A recent study claims that the neighbourhood where you live as a teen could increase the chances of you getting chlamydia as a young adult. This new longitudinal research was executed by Ford & Brown and published in the Journal of Urban Health. The two researchers also wanted to see whether this association between where you live as a teenager and whether you get chlamydia as a young adult, would be mediated by depression or sexual risk behaviour. However, they did not find this to be the case. This means that, according to the study, the association between where one lives as a teen and whether one gets chlamydia as an adult is not influenced by one’s sexual behaviour or an emerging depression.

In order to establish whether a neighbourhood could be classified as a ‘poor neighbourhood’ for the study, Ford & Brown assessed took into account four factors: total unemployment rate, proportion of households on public help, amount of households below poverty and quantity of female-headed households with children.

However, this study does not specify the ways in which living in a poor neighbourhood during your teenage years actually increases the risks of getting chlamydia in young adults.

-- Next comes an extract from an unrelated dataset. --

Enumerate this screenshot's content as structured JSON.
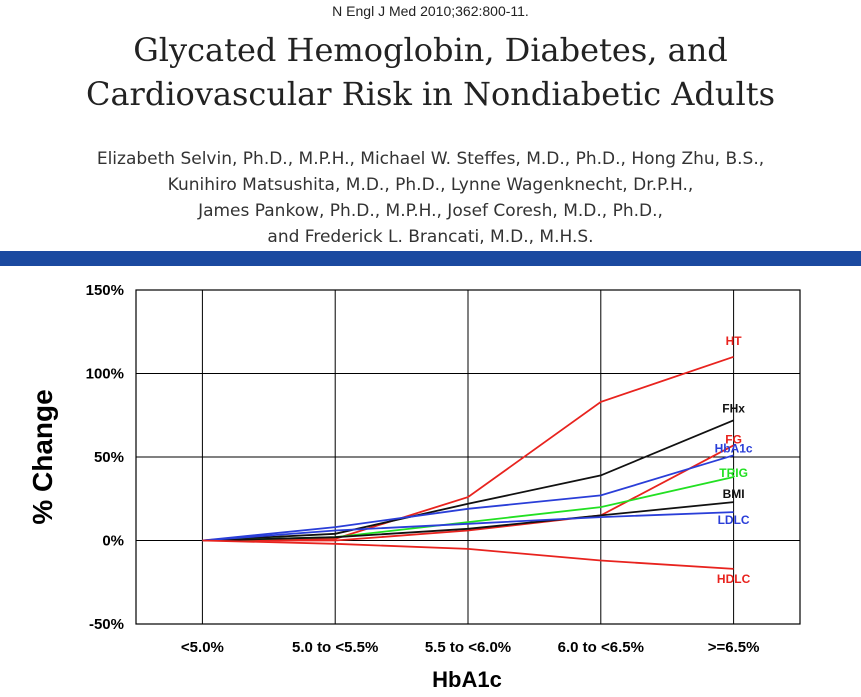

It could be argued that rather than looking at the neighbourhood status, the study could have taken into account the individuals’ education levels, their household financial status (additionally to their neighbourhood’s) and the neighbourhood’s medical facilities (including GUM clinics). This would shed a much brighter light to what is really causing chlamydia exposure. Since chlamydia is a sexually transmitted infection (STI), factors such as the ones aforementioned should be taken into account fully, because they might pinpoint more exactly what leads someone to contract chlamydia. Some may argue, in fact, that neighbourhood’s status could be too general a characteristic to take into account in such a study. Further research should be considered in order to confirm this study’s findings, assessing both the validity and the reliability of the research.